От речной дамы полыхнуло жаром, как из печи.
- Полегче! – ощетинился Кот. – Чумовая…. И ты (домовому) язык прикрути, раскомандовался. 
Женшина умолкла, и в настороженной тишине все услышали тонкий, певучий звон. Наступил излет ночи – особая чернильность, бываемая перед рассветом – и звуки, запахи сгустились, стали почти осязаемыми. Даже река притихла, и струи с женщины стекали бесшумно, лишь шелестел камыш да в него вплетался тихий звон.
- Альдебаран. – тихо проговорил Константин. Кот фыркнул, сыпанул искрами, но промолчал. Новый будто увидел его ироничную ухмылку и подумал: «Да, конечно, кому, как не ему, знать, какая звезда звенит. Он же там, рядом с ними. То есть, поближе».
Призрак присел на корягу, махнул женщине:
- Эх, как волка ни корми… Ну, чего ты на Нового набросилась? Он же с нами, не видишь?
Водяная всхлипнула, быстро проговорила:
- Вас поймешь, здесь всякого ходит, и ночами тоже, вы не видите, вы ничего не видите…
- М-р-р! Все, все видим. – скользнул вдоль коряги Кот. – И то видим, что пора тебе восвояси.
Женщина печально, медленно побрела к реке, скользнула под воду, как под одеяло. Ни всплеска, ни кругов в звездном отсвете.
- Что ж ты ее прогнал? – доасидливо проговорил Новый. – Пусть бы посиделпа, жалко, что ли.
Звенящая тишина содрогнулась, где-то далеко громыхнуло, песок на пляжике взвился желтым вихрем и тут же опал. Краски потускнели, Новый догадался: наступает утро. Кот прошелся туда-обратно, подпрыгнул, царапнул когтями песок, сдирая его, как ткань, в глаза больно ударил свет и…
… и сгустился до женского силуэта. Силуэт всхлипнул, и Алексея обсыпало мурашками от ужаса, хотя он никак не мог понять, почему, ведь к нему приближалась его любимая, дорогая Сима. Жена.
- Леш, что случилось?!
- А что?
_ Ты проспал. Репетицию и… - жена влажно шмыгнула носом. Алексей притянул ее к себе, усадил рядом:
- Ну, да – я же Колобок. От бабушки ушел. От дедушки, И оттуда уйду.
- А к-как мы жить будем? Сегодня у тебя зарплата.
- Симоха, я вчера… солгал. Нет зарплаты, и не знаю, когда будет. – уютное сонное гнездышко показалось Алексею теплым до неприличия. – Работать там – себе дороже.
Вырвавшиеся слова обрели крепость легированной стали. Улыбнувшись шальной мысли, он засобирался в театр и, придя раньше начала рабочего дня на полчаса, возопил:
- Я рву все связи и топчу присягу!
Зал был пуст, сцена – в загадочных сумерках. Алексей и не ожидал услышать что-то, кроме эха, но из угла, там, где свалены елки и палки с вечернего спектакля, раздалось хрюканье.  А затем, в гробовой тишине, из-под елок явился мятый, заспанный и злой режиссер.
Так я и знал! – пронзительно возопил он. – Доколе!!!

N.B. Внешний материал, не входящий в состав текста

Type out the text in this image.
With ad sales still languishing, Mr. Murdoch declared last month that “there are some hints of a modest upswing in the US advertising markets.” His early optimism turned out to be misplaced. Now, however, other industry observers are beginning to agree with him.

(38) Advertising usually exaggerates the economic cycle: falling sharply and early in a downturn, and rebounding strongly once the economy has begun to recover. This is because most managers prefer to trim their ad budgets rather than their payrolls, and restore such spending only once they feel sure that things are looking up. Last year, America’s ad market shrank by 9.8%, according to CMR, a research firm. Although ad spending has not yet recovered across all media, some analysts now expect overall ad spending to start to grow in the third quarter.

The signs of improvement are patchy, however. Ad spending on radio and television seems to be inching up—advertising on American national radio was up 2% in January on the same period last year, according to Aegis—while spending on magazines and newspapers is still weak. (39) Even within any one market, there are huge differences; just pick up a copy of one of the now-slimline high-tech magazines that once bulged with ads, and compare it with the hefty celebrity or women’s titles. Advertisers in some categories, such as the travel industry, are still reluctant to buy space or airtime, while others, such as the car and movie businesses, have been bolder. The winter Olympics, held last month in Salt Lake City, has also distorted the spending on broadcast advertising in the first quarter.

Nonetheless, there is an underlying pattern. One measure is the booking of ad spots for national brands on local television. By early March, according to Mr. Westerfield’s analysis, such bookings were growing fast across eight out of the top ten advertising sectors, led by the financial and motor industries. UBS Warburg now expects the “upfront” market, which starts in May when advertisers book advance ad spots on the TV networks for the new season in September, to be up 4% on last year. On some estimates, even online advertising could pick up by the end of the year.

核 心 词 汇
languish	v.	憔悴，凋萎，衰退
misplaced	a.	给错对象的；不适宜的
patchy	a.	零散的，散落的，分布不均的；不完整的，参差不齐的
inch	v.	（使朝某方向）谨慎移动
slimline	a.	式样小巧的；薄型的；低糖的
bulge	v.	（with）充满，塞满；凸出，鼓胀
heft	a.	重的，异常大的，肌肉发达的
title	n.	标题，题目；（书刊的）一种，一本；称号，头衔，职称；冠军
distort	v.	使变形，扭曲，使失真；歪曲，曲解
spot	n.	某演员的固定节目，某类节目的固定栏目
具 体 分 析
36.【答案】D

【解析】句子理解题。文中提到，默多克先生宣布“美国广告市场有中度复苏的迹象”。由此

Бобков зря так топал ногой: конструкция, под которой он, видимо, провел ночь, с грохотом обрушилась на истертые доски сцены. Режиссер, их многолетний мучитель и интриган, должен бы сейчас метать громы-молнии, но Бобков вяло махнул рукой, сел на бутафорский пригорок и поинтересовался:
 - Который час?   
 - Через двадцать минут – начало репетиции.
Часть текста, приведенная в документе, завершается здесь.